Dün akşam bir saat kaldığım banyodan beni şişmiş gözlerimle çıkarınca anlamıştı sonucu. Ona ağzımı açıp tek kelime etmememe rağmen okumuştu yaşlı gözlerimden çizginin iki tane olduğunu. Önce üstüme gitmemişti, herhalde bu durumu sindirmem için beklemiş ve dikkatli davranmıştı. Ama geceye doğru hep birlikte öylece bahçede dolanırken Jeno yarın hastaneye gitmemizle ilgili konuştuğunda koca koca gözlerle bana bakmıştı. Kenara çekip benimle konuşmaya çalışmış ama sözlerinden korktuğum için Jeno'nun yanına kaçmıştım.
Ne yapmamı bekliyordu ki? Jeno'nun boynuna sarılıp bir bebeğimiz olacak diye sevinç göz yaşları dökmemi mi umut ediyordu?

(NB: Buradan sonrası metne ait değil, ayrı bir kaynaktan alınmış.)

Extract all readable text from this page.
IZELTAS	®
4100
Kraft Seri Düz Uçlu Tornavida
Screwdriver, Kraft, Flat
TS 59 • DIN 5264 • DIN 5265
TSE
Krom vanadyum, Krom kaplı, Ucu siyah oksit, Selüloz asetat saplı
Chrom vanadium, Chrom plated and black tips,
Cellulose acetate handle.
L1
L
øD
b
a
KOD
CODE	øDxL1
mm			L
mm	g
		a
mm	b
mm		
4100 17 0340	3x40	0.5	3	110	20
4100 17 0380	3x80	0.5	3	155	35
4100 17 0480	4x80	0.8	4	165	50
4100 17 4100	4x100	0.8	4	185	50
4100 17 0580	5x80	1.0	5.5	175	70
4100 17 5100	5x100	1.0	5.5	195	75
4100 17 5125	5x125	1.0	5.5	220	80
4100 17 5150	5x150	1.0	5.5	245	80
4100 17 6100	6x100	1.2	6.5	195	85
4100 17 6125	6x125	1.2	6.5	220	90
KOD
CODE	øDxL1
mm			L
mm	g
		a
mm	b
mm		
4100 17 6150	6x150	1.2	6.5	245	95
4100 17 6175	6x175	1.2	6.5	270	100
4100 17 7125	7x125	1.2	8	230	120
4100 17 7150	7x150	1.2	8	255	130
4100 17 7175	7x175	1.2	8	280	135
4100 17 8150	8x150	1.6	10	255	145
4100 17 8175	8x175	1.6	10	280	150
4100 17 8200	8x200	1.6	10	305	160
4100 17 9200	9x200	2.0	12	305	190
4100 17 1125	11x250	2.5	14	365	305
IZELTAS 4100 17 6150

Bizim bir ilişkimiz yoktu. Öylesine sevişmiştik ve onun sonucu oluşan bu durumu daha da büyüyüp bizi yutmadan ortadan kaldıracaktım. Aklımdaki plan doktorun yanına yalnız girmek, operasyonu ayarlayınca da, ne zaman olur hiçbir tahminim yok, hastanede bir süre yatmam gerektiğini söyleyip onu çiftliğe göndermekti. Yanımda kalamazdı çünkü yarın misafirlerimiz gelecekti, ben de bu arada bebeği aldıracaktım. Sonrasında birkaç gün çiftliğe geri gelecek ve şehre dönmek istediğimi söyleyecektim. Berbat bir insandım, farkındayım ama başka çarem olduğunu düşünmüyorum. İkimizi de çok üzecek bir şey yapacaktım ama birbirimizi unutacaktık sonuçta. Hem Jeno avantajlı taraftı, bebekten haberi bile olmadığı için eski hayatına dönmesi daha kolay olurdu.

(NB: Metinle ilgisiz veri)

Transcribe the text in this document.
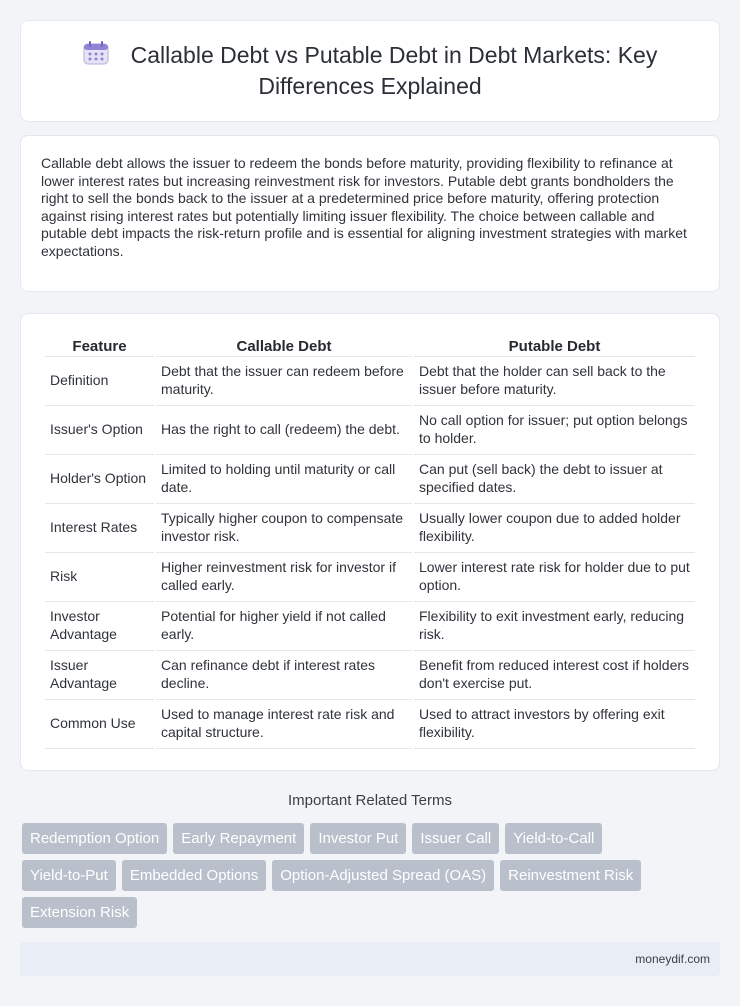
Callable Debt vs Putable Debt in Debt Markets: Key Differences Explained

Callable debt allows the issuer to redeem the bonds before maturity, providing flexibility to refinance at lower interest rates but increasing reinvestment risk for investors. Putable debt grants bondholders the right to sell the bonds back to the issuer at a predetermined price before maturity, offering protection against rising interest rates but potentially limiting issuer flexibility. The choice between callable and putable debt impacts the risk-return profile and is essential for aligning investment strategies with market expectations.

Feature	Callable Debt	Putable Debt
Definition	Debt that the issuer can redeem before maturity.	Debt that the holder can sell back to the issuer before maturity.
Issuer's Option	Has the right to call (redeem) the debt.	No call option for issuer; put option belongs to holder.
Holder's Option	Limited to holding until maturity or call date.	Can put (sell back) the debt to issuer at specified dates.
Interest Rates	Typically higher coupon to compensate investor risk.	Usually lower coupon due to added holder flexibility.
Risk	Higher reinvestment risk for investor if called early.	Lower interest rate risk for holder due to put option.
Investor Advantage	Potential for higher yield if not called early.	Flexibility to exit investment early, reducing risk.
Issuer Advantage	Can refinance debt if interest rates decline.	Benefit from reduced interest cost if holders don't exercise put.
Common Use	Used to manage interest rate risk and capital structure.	Used to attract investors by offering exit flexibility.
Important Related Terms
Redemption Option	Early Repayment	Investor Put	Issuer Call	Yield-to-Call
Yield-to-Put	Embedded Options	Option-Adjusted Spread (OAS)	Reinvestment Risk
Extension Risk
moneydif.com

Benim ise ne yapacağım hakkında en ufak bir fikrim yoktu. Ailem yoktu, arkadaşım yoktu, işim yoktu ve başımı sokabileceğim bir evim yoktu.

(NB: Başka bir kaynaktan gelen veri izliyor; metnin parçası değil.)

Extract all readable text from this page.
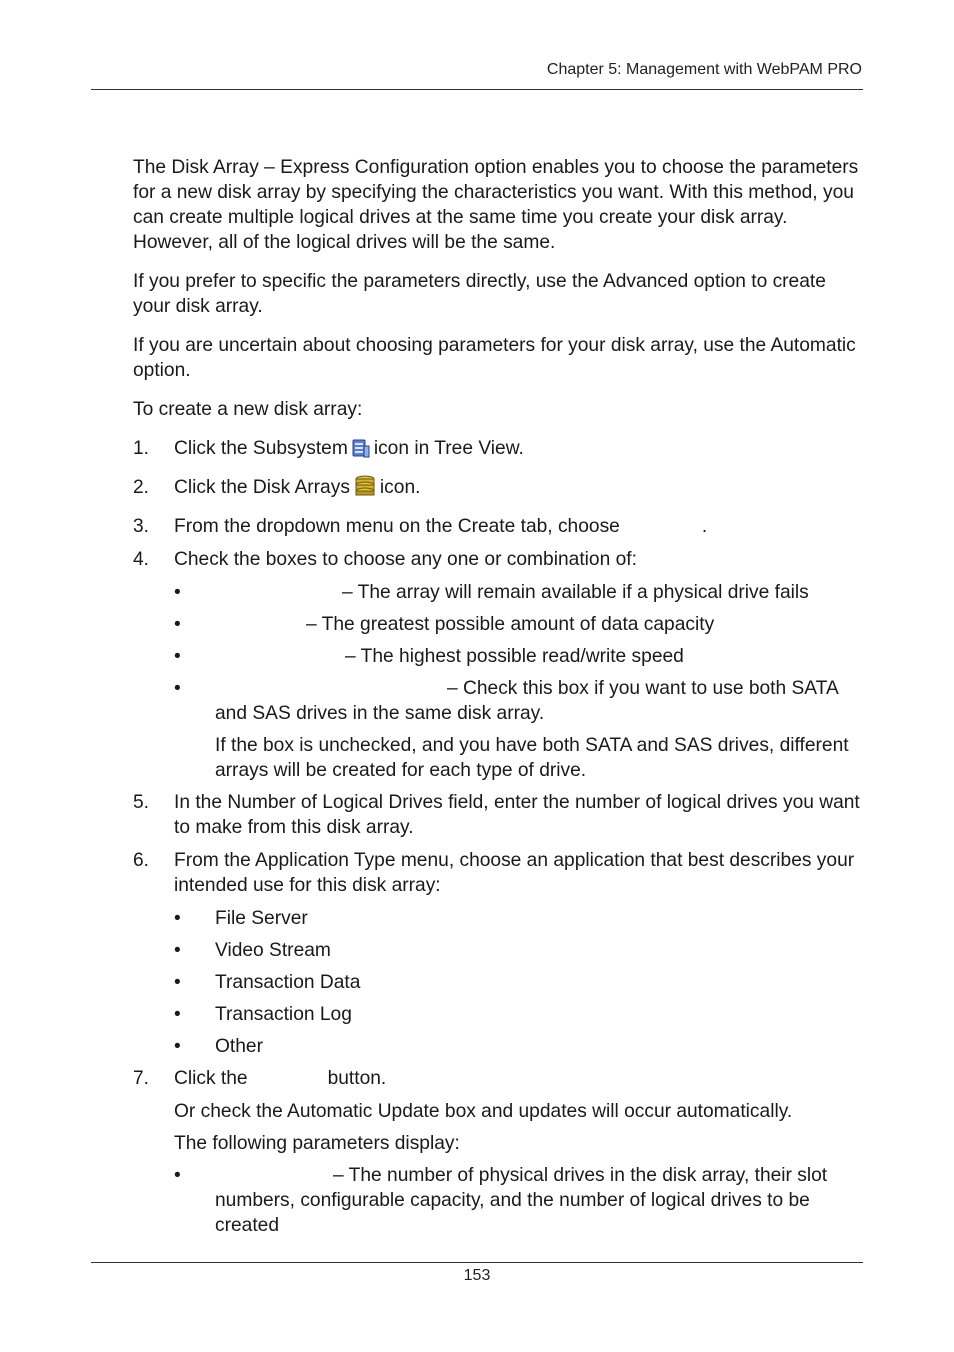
Chapter 5: Management with WebPAM PRO

The Disk Array – Express Configuration option enables you to choose the parameters for a new disk array by specifying the characteristics you want. With this method, you can create multiple logical drives at the same time you create your disk array. However, all of the logical drives will be the same.

If you prefer to specific the parameters directly, use the Advanced option to create your disk array.

If you are uncertain about choosing parameters for your disk array, use the Automatic option.

To create a new disk array:

1. Click the Subsystem icon in Tree View.
2. Click the Disk Arrays icon.
3. From the dropdown menu on the Create tab, choose	.
4. Check the boxes to choose any one or combination of:
•	– The array will remain available if a physical drive fails
•	– The greatest possible amount of data capacity
•	– The highest possible read/write speed
•	– Check this box if you want to use both SATA and SAS drives in the same disk array.

If the box is unchecked, and you have both SATA and SAS drives, different arrays will be created for each type of drive.

5. In the Number of Logical Drives field, enter the number of logical drives you want to make from this disk array.
6. From the Application Type menu, choose an application that best describes your intended use for this disk array:
• File Server
• Video Stream
• Transaction Data
• Transaction Log
• Other
7. Click the	button.

Or check the Automatic Update box and updates will occur automatically.

The following parameters display:

•	– The number of physical drives in the disk array, their slot numbers, configurable capacity, and the number of logical drives to be created
153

Taeil'in delici bakışlarını görmezden gelip "Bir dakikalığına tuvalete gitmem gerek. Sonra çıkarız." dedim. Jeno başını sallayıp kapıdan çıkarken "Ben arabayı çalıştırayım." dedi, benim yüzümden o da durgundu bugün. Üstünde mavi bir tişört vardı, altında da açık mavi bir kot. Çok güzeldi, hem saçlarını da taramıştı. Ayağına beyaz spor ayakkabılarını giyerken verandada yere oturmuş saksı dolduran Chenle'ya laf atmıştı. Ben onun arkasından mutfaktan banyoya geçtim, bu durum sürekli tuvaletimi getiriyordu. Midem bulanmaya da devam ediyordu, üç hafta olacaktı, farkına varmadan bunlara alışmıştım.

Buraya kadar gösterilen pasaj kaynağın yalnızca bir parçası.